COUR D'APPEL D'AIX EN PROVENCE
8e Chambre A
ARRÊT AU FOND
DU 05 JUILLET 2012
N°2012/486
Rôle N° 05/01259
[Z], [A], [X] [H]
[B] [G] [M]
S.C.P. [Y]
C/
[D] [V]
Grosse délivrée
le :
à :
SCP MAYNARD
Me JAUFFRES
Décision déférée à la Cour :
Jugement du Tribunal de Commerce de NICE en date du 15 Décembre 2004 enregistré(e) au répertoire général sous le n° 2004F00137.
APPELANTS
Madame [Z], [A], [X] [H]
née le [Date naissance 3] 1947 à [Localité 10], demeurant [Adresse 5]
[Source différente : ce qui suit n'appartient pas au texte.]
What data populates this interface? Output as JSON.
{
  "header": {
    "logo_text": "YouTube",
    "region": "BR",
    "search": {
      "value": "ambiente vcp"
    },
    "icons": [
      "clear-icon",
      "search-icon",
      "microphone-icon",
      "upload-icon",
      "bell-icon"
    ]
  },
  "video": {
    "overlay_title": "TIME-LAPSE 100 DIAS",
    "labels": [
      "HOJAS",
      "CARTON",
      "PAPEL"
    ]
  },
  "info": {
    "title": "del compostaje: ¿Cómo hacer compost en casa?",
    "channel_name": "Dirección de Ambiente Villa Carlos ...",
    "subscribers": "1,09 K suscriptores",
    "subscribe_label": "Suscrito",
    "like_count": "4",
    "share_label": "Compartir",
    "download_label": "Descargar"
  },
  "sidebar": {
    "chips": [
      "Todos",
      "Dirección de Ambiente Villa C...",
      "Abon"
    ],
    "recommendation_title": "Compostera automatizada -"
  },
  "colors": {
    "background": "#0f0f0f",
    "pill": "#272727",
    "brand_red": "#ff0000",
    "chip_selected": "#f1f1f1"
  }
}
représentée par la SCP MAYNARD SIMONI, avocats au barreau d'AIX-EN-PROVENCE,
plaidant par Me Jean Pascal CHAZAL, avocat au barreau de VALENCE substitué par Me Sophie WATTEL, avocat au barreau de VALENCE
Maître [B] [G] [M],
intervenant volontairement en sa qualité d'administrateur judiciaire de Mme [H]
demeurant [Adresse 2]
représenté par la SCP MAYNARD SIMONI, avocats au barreau d'AIX-EN-PROVENCE
S.C.P. [Y],
prise en la personne de Me [Y] [J], en sa qualité de commissaire à l'exécution du plan de Mme [H]-
intervenant volontaire,
demeurant [Adresse 4]
représentée par la SCP MAYNARD SIMONI, avocats au barreau d'AIX-EN-PROVENCE,
plaidant par Me Jean Pascal CHAZAL, avocat au barreau de VALENCE substitué par Me Sophie WATTEL, avocat au barreau de VALENCE
INTIMEE
Madame [D] [V]
née le [Date naissance 1] 1950 à [Localité 7] (ALGERIE) (99), demeurant [Adresse 6]
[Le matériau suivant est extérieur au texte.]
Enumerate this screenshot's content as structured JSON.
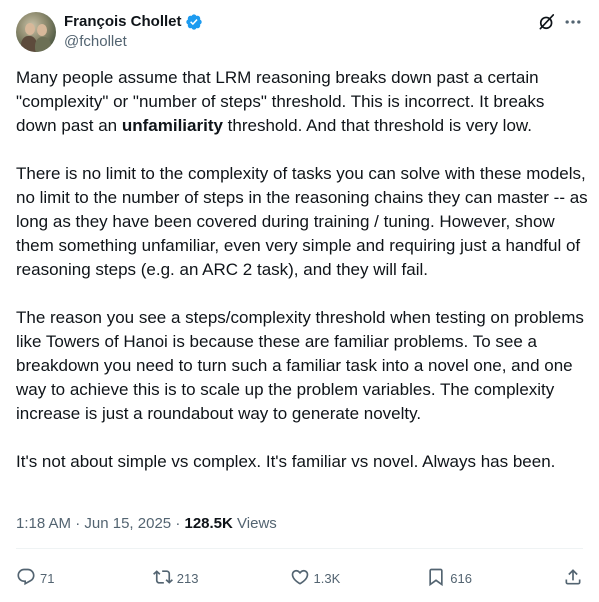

représentée par Me Jean marie JAUFFRES, avocat au barreau D'AIX-EN-PROVENCE
plaidant par Me Thierry TROIN, avocat au barreau de NICE
*-*-*-*-*
COMPOSITION DE LA COUR
En application des dispositions des articles 785, 786 et 910 du Code de Procédure Civile, l'affaire a été débattue le 23 Mai 2012 en audience publique, les avocats ne s'y étant pas opposés, devant Madame Catherine ELLEOUET - GIUDICELLI, Président suppléant , et Madame Catherine DURAND, Conseiller,
Madame Catherine DURAND, Conseiller, a fait un rapport oral à l'audience, avant les plaidoiries.
Ces magistrats ont rendu compte des plaidoiries dans le délibéré de la Cour, composée de :
Monsieur Guy SCHMITT,Président
Madame Catherine ELLEOUET - GIUDICELLI, Conseiller
Madame Catherine DURAND, Conseiller
Greffier lors des débats : Madame France-Noëlle MASSON.
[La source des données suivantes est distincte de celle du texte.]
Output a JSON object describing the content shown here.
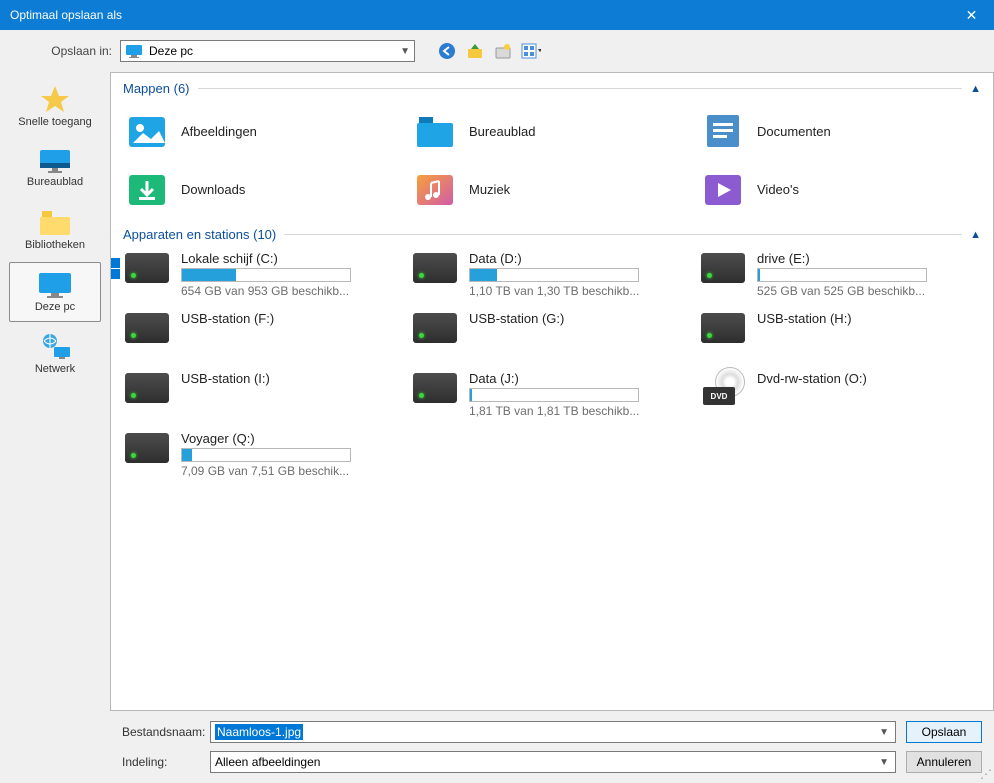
{
  "titlebar": {
    "title": "Optimaal opslaan als"
  },
  "toolbar": {
    "label": "Opslaan in:",
    "current": "Deze pc"
  },
  "sidebar": {
    "items": [
      {
        "label": "Snelle toegang"
      },
      {
        "label": "Bureaublad"
      },
      {
        "label": "Bibliotheken"
      },
      {
        "label": "Deze pc"
      },
      {
        "label": "Netwerk"
      }
    ]
  },
  "sections": {
    "folders": {
      "title": "Mappen",
      "count": "(6)"
    },
    "drives": {
      "title": "Apparaten en stations",
      "count": "(10)"
    }
  },
  "folders": [
    {
      "label": "Afbeeldingen"
    },
    {
      "label": "Bureaublad"
    },
    {
      "label": "Documenten"
    },
    {
      "label": "Downloads"
    },
    {
      "label": "Muziek"
    },
    {
      "label": "Video's"
    }
  ],
  "drives": [
    {
      "name": "Lokale schijf (C:)",
      "sub": "654 GB van 953 GB beschikb...",
      "fill": 32,
      "hasBar": true,
      "winLogo": true
    },
    {
      "name": "Data (D:)",
      "sub": "1,10 TB van 1,30 TB beschikb...",
      "fill": 16,
      "hasBar": true
    },
    {
      "name": "drive (E:)",
      "sub": "525 GB van 525 GB beschikb...",
      "fill": 1,
      "hasBar": true
    },
    {
      "name": "USB-station (F:)",
      "hasBar": false
    },
    {
      "name": "USB-station (G:)",
      "hasBar": false
    },
    {
      "name": "USB-station (H:)",
      "hasBar": false
    },
    {
      "name": "USB-station (I:)",
      "hasBar": false
    },
    {
      "name": "Data (J:)",
      "sub": "1,81 TB van 1,81 TB beschikb...",
      "fill": 1,
      "hasBar": true
    },
    {
      "name": "Dvd-rw-station (O:)",
      "hasBar": false,
      "dvd": true
    },
    {
      "name": "Voyager (Q:)",
      "sub": "7,09 GB van 7,51 GB beschik...",
      "fill": 6,
      "hasBar": true
    }
  ],
  "bottom": {
    "filenameLabel": "Bestandsnaam:",
    "filenameValue": "Naamloos-1.jpg",
    "formatLabel": "Indeling:",
    "formatValue": "Alleen afbeeldingen",
    "save": "Opslaan",
    "cancel": "Annuleren"
  }
}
Les parties ont été avisées que le prononcé public de la décision aurait lieu par mise à disposition au greffe le 05 Juillet 2012.
ARRÊT
Contradictoire,
Prononcé par mise à disposition au greffe le 05 Juillet 2012.
Signé par Monsieur Guy SCHMITT,Président et Madame France-Noëlle MASSON, greffier auquel la minute de la décision a été remise par le magistrat signataire.
FAITS PROCEDURE PRETENTIONS DES PARTIES
Madame [Z] [H] a acquis le 12 décembre 2002 un fonds de commerce de pharmacie de Madame [D] [V] au prix de 1.196.724 euros, outre le stock.
Le 6 février 2004 Madame [H] a assigné sa venderesse en réfaction du prix et expertise sur le fondement de l'article L 141-1 du code de commerce, qui elle-même l'a assignée en paiement du solde du prix de cession du stock.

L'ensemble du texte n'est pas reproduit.